The present invention relates to magnetic hard drive manufacturing. More specifically, the present invention relates to a system for treating (e.g. polishing to remove defects) the surface of a media, such as a magnetic hard disk, while in operation, such as during electrical testing.
In a continuing effort to improve magnetic hard drive performance, efficiency, and reliability, different methods are utilized to improve quality control. One method in the art includes cleaning and burnishing a hard disk following the deposition of thin film layers to remove debris and asperities from the surface. To support ever-increasing areal-density requirements, parameters such as flying height, disc roughness, and carbon thickness are continually reduced. The successful manufacture of disks capable of meeting these parameters requires improvements to hard disk preparation.
In the art, a burnishing head, which replaces the slider of a hard drive suspension such as a head gimbal assembly (HGA), is used to swab the disk surface on-line during dynamic electrical testing (DET) of magnetic heads. Such burnishing heads are typically created by diamond-grinding means, which provides a burnishing surface that can result in a dispersal of unwanted head particles as well as a propensity to chip. Further, the typical burnishing head design can cause abrupt takeoffs as well as high dynamic pitch angles, being unable to provide a burnishing surface substantially parallel to the media surface (hard disk) as is needed for optimal polishing.
Several different burnishing head designs are currently utilized in media manufacture (e.g. U.S. Pat. No. 6,267,645; U.S. Pat. No. 6,249,945; and U.S. Pat. No. 5,782,680). Some heads have a burnishing ridge providing a burnishing edge that extends across the entire widthwise surface of the head. Other head designs have burnishing pads only on various points of the burnishing surface, but have a lengthwise channel between two members.
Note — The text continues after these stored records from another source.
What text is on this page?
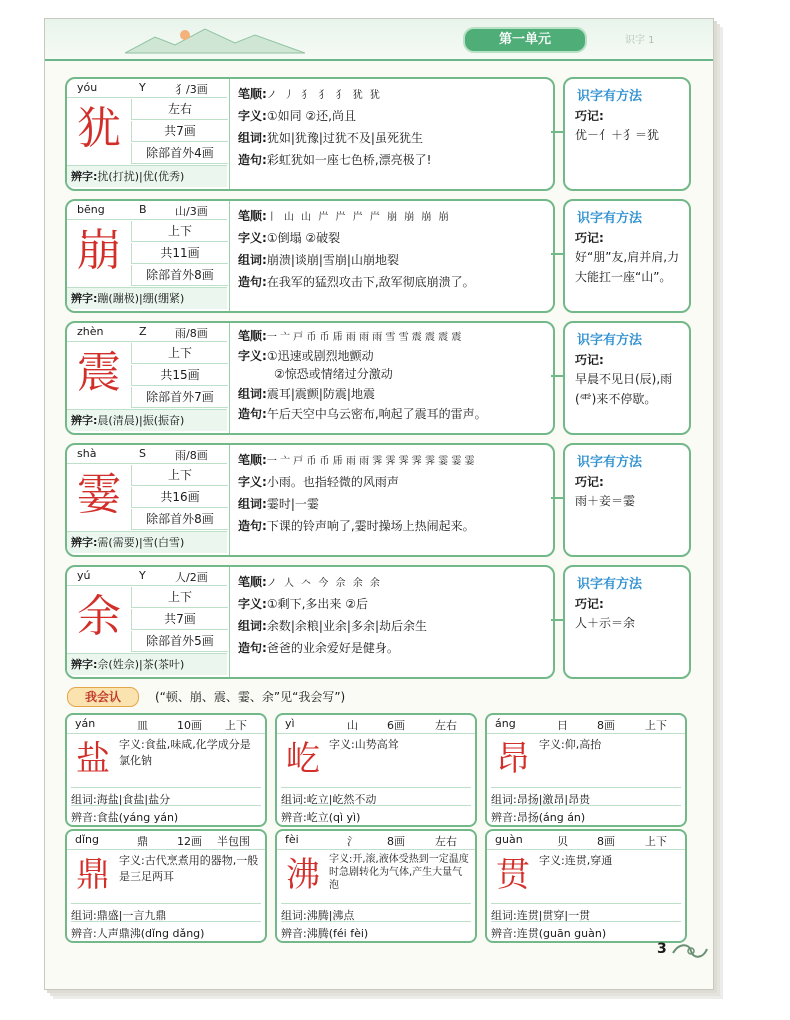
第一单元	识字 1
yóu	Y	犭/3画
犹	左右
共7画
除部首外4画
辨字:扰(打扰)|优(优秀)
笔顺:ノ 丿 犭 犭 犭 犹 犹
字义:①如同 ②还,尚且
组词:犹如|犹豫|过犹不及|虽死犹生
造句:彩虹犹如一座七色桥,漂亮极了!
识字有方法
巧记:
优－亻＋犭＝犹
bēng	B	山/3画
崩	上下
共11画
除部首外8画
辨字:蹦(蹦极)|绷(绷紧)
笔顺:丨 山 山 屵 屵 屵 屵 崩 崩 崩 崩
字义:①倒塌 ②破裂
组词:崩溃|谈崩|雪崩|山崩地裂
造句:在我军的猛烈攻击下,敌军彻底崩溃了。
识字有方法
巧记:
好“朋”友,肩并肩,力大能扛一座“山”。
zhèn	Z	雨/8画
震	上下
共15画
除部首外7画
辨字:晨(清晨)|振(振奋)
笔顺:一 亠 戸 币 币 乕 雨 雨 雨 雪 雪 震 震 震 震
字义:①迅速或剧烈地颤动
②惊恐或情绪过分激动
组词:震耳|震颤|防震|地震
造句:午后天空中乌云密布,响起了震耳的雷声。
识字有方法
巧记:
早晨不见日(辰),雨(⻗)来不停歇。
shà	S	雨/8画
霎	上下
共16画
除部首外8画
辨字:需(需要)|雪(白雪)
笔顺:一 亠 戸 币 币 乕 雨 雨 霁 霁 霁 霁 霁 霎 霎 霎
字义:小雨。也指轻微的风雨声
组词:霎时|一霎
造句:下课的铃声响了,霎时操场上热闹起来。
识字有方法
巧记:
雨＋妾＝霎
yú	Y	人/2画
余	上下
共7画
除部首外5画
辨字:佘(姓佘)|茶(茶叶)
笔顺:ノ 人 𠆢 今 佘 余 余
字义:①剩下,多出来 ②后
组词:余数|余粮|业余|多余|劫后余生
造句:爸爸的业余爱好是健身。
识字有方法
巧记:
人＋示＝余
我会认	(“顿、崩、震、霎、余”见“我会写”)
yán	皿	10画 上下
盐 字义:食盐,味咸,化学成分是氯化钠
组词:海盐|食盐|盐分
辨音:食盐(yáng yán)
yì	山	6画	左右
屹 字义:山势高耸
组词:屹立|屹然不动
辨音:屹立(qì yì)
áng	日	8画	上下
昂 字义:仰,高抬
组词:昂扬|激昂|昂贵
辨音:昂扬(áng án)
dǐng	鼎	12画 半包围
鼎 字义:古代烹煮用的器物,一般是三足两耳
组词:鼎盛|一言九鼎
辨音:人声鼎沸(dǐng dǎng)
fèi	氵	8画	左右
沸 字义:开,滚,液体受热到一定温度时急剧转化为气体,产生大量气泡
组词:沸腾|沸点
辨音:沸腾(féi fèi)
guàn	贝	8画	上下
贯 字义:连贯,穿通
组词:连贯|贯穿|一贯
辨音:连贯(guān guàn)
3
An ineffective burnishing head may result in a lower glide yield, while an overly aggressive glide head may result in scratches and damage to the disk surface, which can lead to disk corrosion. The most commonly used burnishing head has a polyangular design, such as rectangular and triangular, with a grinding wheel-cut waffle pattern.
FIG. 1 provides a burnishing head as is typical in the art. The fabrication of such ‘waffle’ burnish heads is accomplished by slotting the head substrate with a diamond grinding wheel (See FIG. 2) and taper-lapping. Unfortunately, utilizing these manufacturing methods (to achieve this design) results in a high likelihood of micro-fractures in the ceramic and a high level of particulate production. The sharp corners 102 (typical) of this design are stress concentration areas that are easily broken off and embedded into the disc. Further, as stated, the burnishing head typically has a taper 104 at the leading 106 and/or trailing 108 edge.
FIG. 2 provides an illustration of the grinding steps for creating the ‘waffle head’ pattern as is used in the art. First, several parallel grooves are carved out of the burnishing material with a grinding wheel in a diagonal direction 202. Second, several parallel grooves are carved out with the grinding wheel in the other (perpendicular) diagonal direction 204. Third, the material is cut entirely through in a direction perpendicular to the material's length 206, yielding individual (‘waffle head’) burnishing pads 208.
Such heads are designed for media manufacture to burnish rough surfaces and are too aggressive to adapt to swab the testing surface of media during DET of magnetic heads. It is therefore desirable to have a system for treating (e.g. polishing to remove defects) the surface of a media such as a magnetic hard disk while on-line without the aforementioned problems.